Um dos iguaçuenses é o João Henrique Camargo, 24 anos. Ele cursava Medicina numa faculdade particular no Rio de Janeiro quando, no meio deste ano, recebeu a notícia de que tinha passado no Sistema de Seleção Unificada (Sisu), que utiliza as notas do Exame Nacional do Ensino Médio (ENEM) para selecionar estudantes para cursos das universidades participantes do sistema. “Fiquei sabendo numa quinta-feira e já tinha uma semana de aula”, conta o estudante, feliz da vida por ter a chance de estudar sem pagar nada e pertinho da família. É outra característica da Unila. O exame é a única porta de entrada da universidade para os brasileiros.

Vinicius Giesel sabe que vai viver em Foz pelos próximos seis anos. É o tempo de duração do curso. Vindo de Erechim, Rio Grande do Sul, ele conta que a “primeira impressão foi muito boa, a estrutura é fantástica, com professores muito preparados”. Atualmente, são 16 professores, e a meta é chegar a 26 até 2017. O gaúcho já alugou um sobrado no Jardim Santa Rosa. Ele fez os cálculos e planeja gastar até R$ 2 mil por mês em moradia, alimentação e transporte, por isso está atrás de um colega para dividir as despesas.

Proposta inovadora
O curso de Medicina da Unila foi desenhado de acordo com as atuais diretrizes curriculares e firmado em cinco eixos temáticos. O aluno aprende a partir de um ponto de vista intradisciplinar, explica o coordenador do curso, o médico Luiz Fernando Zarpelon. No passado, os estudantes passavam disciplina por disciplina e viam a doença apenas por uma perspectiva. Agora, a proposta é que a doença seja observada pelas lentes de várias disciplinas ao mesmo tempo.

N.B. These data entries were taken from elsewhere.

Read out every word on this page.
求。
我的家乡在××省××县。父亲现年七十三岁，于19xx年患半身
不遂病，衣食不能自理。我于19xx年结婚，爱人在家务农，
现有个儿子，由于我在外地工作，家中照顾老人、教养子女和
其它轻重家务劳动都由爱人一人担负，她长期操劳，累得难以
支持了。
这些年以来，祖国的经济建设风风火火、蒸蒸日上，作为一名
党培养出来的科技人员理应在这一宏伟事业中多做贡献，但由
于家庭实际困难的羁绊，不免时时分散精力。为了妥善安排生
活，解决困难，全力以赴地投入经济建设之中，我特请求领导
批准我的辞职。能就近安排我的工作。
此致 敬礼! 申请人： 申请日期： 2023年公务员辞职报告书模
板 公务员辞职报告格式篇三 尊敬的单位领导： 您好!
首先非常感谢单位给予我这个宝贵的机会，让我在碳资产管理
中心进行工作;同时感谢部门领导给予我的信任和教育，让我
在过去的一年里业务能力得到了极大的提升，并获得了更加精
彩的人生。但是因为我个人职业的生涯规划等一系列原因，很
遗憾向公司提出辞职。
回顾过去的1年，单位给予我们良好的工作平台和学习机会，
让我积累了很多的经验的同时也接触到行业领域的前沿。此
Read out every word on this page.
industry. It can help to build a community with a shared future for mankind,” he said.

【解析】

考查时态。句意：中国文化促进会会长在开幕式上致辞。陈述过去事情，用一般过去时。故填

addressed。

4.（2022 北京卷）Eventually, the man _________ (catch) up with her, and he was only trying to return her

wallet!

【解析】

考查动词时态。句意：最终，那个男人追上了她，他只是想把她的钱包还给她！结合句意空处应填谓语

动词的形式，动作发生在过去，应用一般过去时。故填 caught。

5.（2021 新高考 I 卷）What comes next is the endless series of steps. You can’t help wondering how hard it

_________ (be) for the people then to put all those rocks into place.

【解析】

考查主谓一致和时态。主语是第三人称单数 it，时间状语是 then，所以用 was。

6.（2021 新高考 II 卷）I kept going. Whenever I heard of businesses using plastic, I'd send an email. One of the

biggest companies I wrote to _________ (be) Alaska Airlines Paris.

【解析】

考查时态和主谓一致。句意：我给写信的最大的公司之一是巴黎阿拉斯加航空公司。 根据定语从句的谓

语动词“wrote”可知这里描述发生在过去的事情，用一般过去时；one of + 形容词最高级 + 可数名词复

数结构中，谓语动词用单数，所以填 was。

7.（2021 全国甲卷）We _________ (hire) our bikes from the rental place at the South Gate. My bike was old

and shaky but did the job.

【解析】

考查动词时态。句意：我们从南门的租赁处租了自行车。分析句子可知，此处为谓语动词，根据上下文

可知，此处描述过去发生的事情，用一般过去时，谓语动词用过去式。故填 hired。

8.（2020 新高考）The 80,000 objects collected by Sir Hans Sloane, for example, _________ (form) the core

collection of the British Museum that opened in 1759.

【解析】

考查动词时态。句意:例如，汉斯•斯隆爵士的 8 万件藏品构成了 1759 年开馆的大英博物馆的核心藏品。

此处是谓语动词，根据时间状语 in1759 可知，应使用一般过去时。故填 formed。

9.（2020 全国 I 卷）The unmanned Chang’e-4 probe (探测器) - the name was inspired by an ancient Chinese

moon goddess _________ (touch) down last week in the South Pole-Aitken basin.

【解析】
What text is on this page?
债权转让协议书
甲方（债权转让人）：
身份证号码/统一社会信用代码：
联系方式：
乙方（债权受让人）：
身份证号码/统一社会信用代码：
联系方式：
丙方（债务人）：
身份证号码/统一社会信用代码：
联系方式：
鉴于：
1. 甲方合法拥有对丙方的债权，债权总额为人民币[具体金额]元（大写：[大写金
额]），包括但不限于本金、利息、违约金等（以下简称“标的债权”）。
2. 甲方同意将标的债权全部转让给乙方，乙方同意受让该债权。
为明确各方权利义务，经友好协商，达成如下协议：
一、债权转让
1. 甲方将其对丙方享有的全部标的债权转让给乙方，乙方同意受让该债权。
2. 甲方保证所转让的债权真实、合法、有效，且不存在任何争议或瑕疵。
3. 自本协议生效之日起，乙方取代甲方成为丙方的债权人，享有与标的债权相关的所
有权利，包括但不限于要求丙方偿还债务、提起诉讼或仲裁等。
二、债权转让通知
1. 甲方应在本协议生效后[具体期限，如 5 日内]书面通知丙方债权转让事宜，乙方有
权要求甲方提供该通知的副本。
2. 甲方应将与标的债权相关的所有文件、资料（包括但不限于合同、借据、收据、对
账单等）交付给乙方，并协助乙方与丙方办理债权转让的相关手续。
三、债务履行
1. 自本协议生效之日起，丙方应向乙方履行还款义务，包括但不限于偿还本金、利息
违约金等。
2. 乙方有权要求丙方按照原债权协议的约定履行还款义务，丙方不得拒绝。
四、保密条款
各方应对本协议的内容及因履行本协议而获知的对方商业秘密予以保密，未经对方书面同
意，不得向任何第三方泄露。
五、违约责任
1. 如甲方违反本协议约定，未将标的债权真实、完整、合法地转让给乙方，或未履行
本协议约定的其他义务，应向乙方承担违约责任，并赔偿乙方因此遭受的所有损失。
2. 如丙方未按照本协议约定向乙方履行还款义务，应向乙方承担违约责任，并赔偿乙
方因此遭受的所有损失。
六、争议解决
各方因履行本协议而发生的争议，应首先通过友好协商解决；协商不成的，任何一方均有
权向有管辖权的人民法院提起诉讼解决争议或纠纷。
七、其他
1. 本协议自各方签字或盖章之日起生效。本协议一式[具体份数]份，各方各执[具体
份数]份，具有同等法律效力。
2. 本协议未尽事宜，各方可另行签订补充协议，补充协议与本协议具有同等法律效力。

A partir de um caso concreto, o aluno é instigado a pensar no paciente de maneira plena para descobrir as causas do problema de saúde e as possíveis soluções. “O médico não pode olhar o paciente como um carro – que chega e é consertado”, comenta Zarpelon, que considera a proposta inovadora. “Era o que eu queria ver num curso de Medicina”, comemora Talita. Quem também está satisfeito é João. “A proposta visa à humanização do médico. Já estamos indo para o posto de saúde e fazendo visita familiar”, conta.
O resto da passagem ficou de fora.